Cost–Effectiveness of Angiotensin-converting Enzyme Inhibitors in Nondiabetic Advanced Renal Disease

Charles Christian Adarkwah; Afschin Gandjour


Expert Rev Pharmacoeconomics Outcomes Res. 2011;11(2):215-223. 

In This Article

Abstract and Introduction


Background: National and international clinical guidelines do not consistently recommend treating nondiabetic proteinuric patients with advanced renal disease with an angiotensin-converting enzyme (ACE) inhibitor.
Objective: To determine the cost–effectiveness of ACE inhibitor therapy in nondiabetic proteinuric patients with advanced renal disease in Germany.
Methods: Two strategies were compared: treating patients with advanced renal disease with an ACE inhibitor and no ACE inhibitor treatment. A lifetime Markov decision model was developed using published data on costs and health outcomes and simulated the progression of renal disease with costs and benefits discounted at 3%. A statutory health insurance perspective was adopted.
Results: In the base-case analysis, ACE inhibitor treatment is associated with lower costs and higher benefit and therefore dominates the no-treatment strategy. A probabilistic sensitivity analysis demonstrates that the probability of savings is 80%.
Conclusion: ACE inhibitor treatment for nondiabetic patients with advanced renal disease is highly cost effective.

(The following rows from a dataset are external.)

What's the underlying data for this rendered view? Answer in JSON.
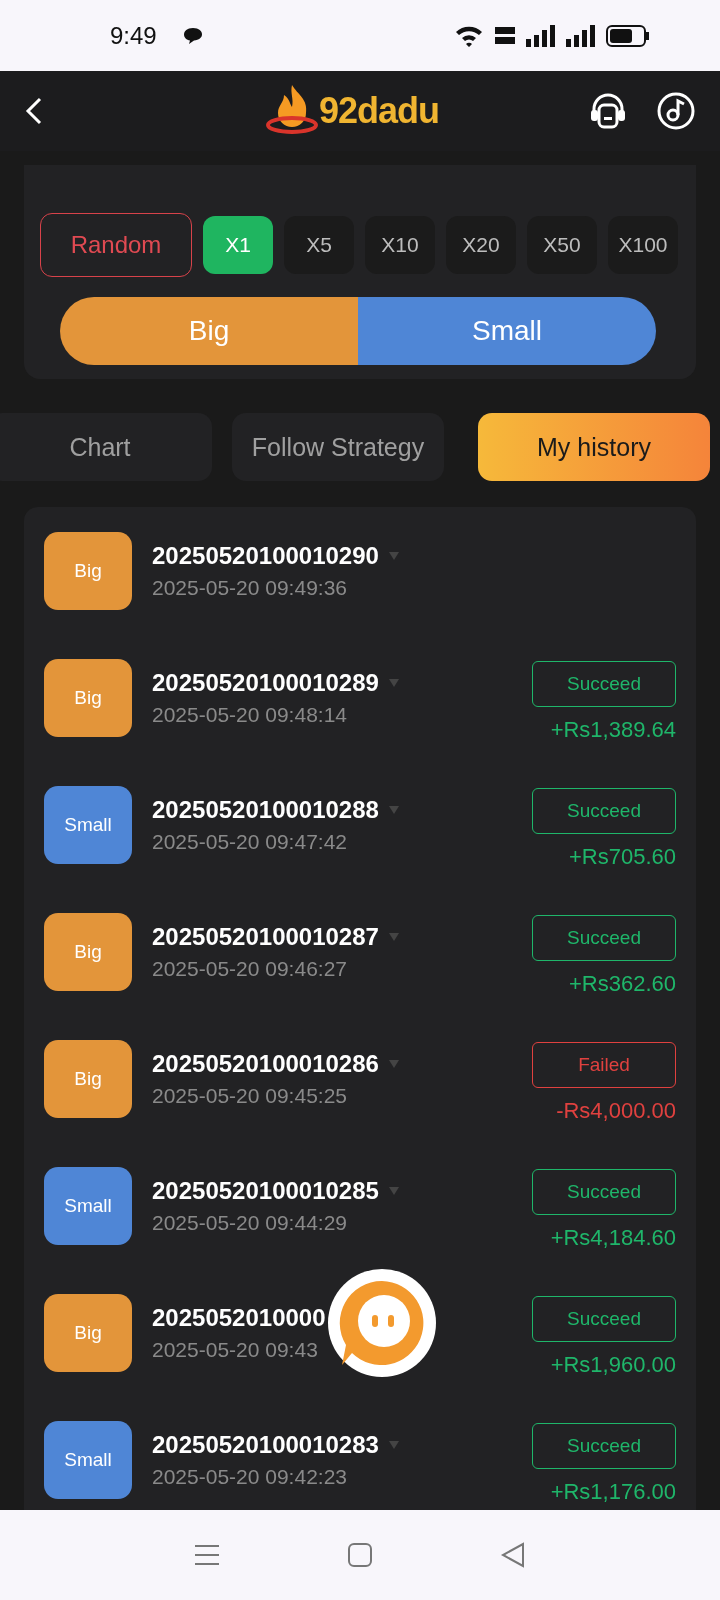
{
  "status_bar": {
    "time": "9:49"
  },
  "header": {
    "logo_text": "92dadu"
  },
  "multipliers": {
    "random_label": "Random",
    "options": [
      {
        "label": "X1",
        "selected": true
      },
      {
        "label": "X5",
        "selected": false
      },
      {
        "label": "X10",
        "selected": false
      },
      {
        "label": "X20",
        "selected": false
      },
      {
        "label": "X50",
        "selected": false
      },
      {
        "label": "X100",
        "selected": false
      }
    ]
  },
  "bet_buttons": [
    {
      "label": "Big",
      "kind": "big"
    },
    {
      "label": "Small",
      "kind": "small"
    }
  ],
  "tabs": [
    {
      "label": "Chart",
      "selected": false
    },
    {
      "label": "Follow Strategy",
      "selected": false
    },
    {
      "label": "My history",
      "selected": true
    }
  ],
  "history": [
    {
      "bet": "Big",
      "kind": "big",
      "period": "20250520100010290",
      "time": "2025-05-20 09:49:36"
    },
    {
      "bet": "Big",
      "kind": "big",
      "period": "20250520100010289",
      "time": "2025-05-20 09:48:14",
      "status": {
        "label": "Succeed",
        "kind": "win"
      },
      "amount": "+Rs1,389.64"
    },
    {
      "bet": "Small",
      "kind": "small",
      "period": "20250520100010288",
      "time": "2025-05-20 09:47:42",
      "status": {
        "label": "Succeed",
        "kind": "win"
      },
      "amount": "+Rs705.60"
    },
    {
      "bet": "Big",
      "kind": "big",
      "period": "20250520100010287",
      "time": "2025-05-20 09:46:27",
      "status": {
        "label": "Succeed",
        "kind": "win"
      },
      "amount": "+Rs362.60"
    },
    {
      "bet": "Big",
      "kind": "big",
      "period": "20250520100010286",
      "time": "2025-05-20 09:45:25",
      "status": {
        "label": "Failed",
        "kind": "loss"
      },
      "amount": "-Rs4,000.00"
    },
    {
      "bet": "Small",
      "kind": "small",
      "period": "20250520100010285",
      "time": "2025-05-20 09:44:29",
      "status": {
        "label": "Succeed",
        "kind": "win"
      },
      "amount": "+Rs4,184.60"
    },
    {
      "bet": "Big",
      "kind": "big",
      "period": "2025052010000",
      "time": "2025-05-20 09:43",
      "status": {
        "label": "Succeed",
        "kind": "win"
      },
      "amount": "+Rs1,960.00"
    },
    {
      "bet": "Small",
      "kind": "small",
      "period": "20250520100010283",
      "time": "2025-05-20 09:42:23",
      "status": {
        "label": "Succeed",
        "kind": "win"
      },
      "amount": "+Rs1,176.00"
    }
  ]
}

End-stage renal disease (ESRD) is defined by the need for long-term dialysis or renal transplantation.[1] It is a final outcome of advanced renal disease, which is defined as a serum creatinine level of ≥3.0 mg/dl. The prevalence of ESRD has increased progressively in the few past decades in the developed world.[2] In Germany, for example, more than 90,000 patients currently receive renal replacement therapy.[2] The economic burden is considerable – in Germany, the cost of ESRD treatment is approximately €45,000 per patient per year.[3]

Angiotensin-converting enzyme (ACE) inhibitors slow down the progression from mild-to-moderate chronic kidney disease (CKD; with a serum creatinine level of 1.5–3.0 mg/dl) to ESRD in nondiabetic patients with hypertension.[4–6] ACE inhibitors have also proved to be cost effective in this patient population. In the USA, for example, benazepril treatment improves health and lowers costs, as modeled over a 7-year period.[7]

In patients with advanced renal disease (serum creatinine levels of ≥3.0 mg/dl), physicians may be reluctant to use ACE inhibitors owing to concerns that potassium levels or serum creatinine will rise.[8,9] Side effects and risks of ACE inhibitor therapy are well described in patients with chronic renal disease. These risks include cough, hyperkalemia, mild reduction in glomerular filtration rate in patients with parenchymal renal disease and acute renal failure in patients with bilateral renal artery stenosis or volume depletion.[10–13] A placebo-controlled randomized controlled trial (RCT) by Hou et al. demonstrated that ACE inhibitors can be used safely in this patient population;[1] in the 8-week run-in period, only four out of 281 patients with a serum creatinine above level 3 mg/ml had to be excluded because of hyperkalemia. Of the 224 patients who underwent randomization, the incidence of hyperkalemia was similar among patients who received an ACE inhibitor and those who received placebo.

The RCT by Hou et al. also demonstrated that ACE inhibitor therapy has a renoprotective effect in this patient population,[1] thus confirming the result of a small prior RCT.[14] Hou et al. demonstrated that the renal protective effect of ACE inhibitors in patients with advanced CKD is not only due to their antihypertensive action as the reduction in the rate of progression changed little after correction for blood pressure.[1] Although more than 90% of patients in this study population suffered from hypertension (baseline blood pressure of >150/85 mmHg), these patients did not suffer from hypertensive kidney disease as the main cause of their renal failure. In approximately 60%, glomerular disease was the main cause.[1]

The cost–effectiveness of providing ACE inhibitors in this patient population has yet to be evaluated. Therefore, the aim of this article was to determine the cost–effectiveness of ACE inhibitor therapy in nondiabetic patients with advanced renal disease (serum creatinine level above 3.0 mg/dl) and proteinuria, based on a meta-analysis of the RCTs by Ihle et al.[14] and Hou et al.[1]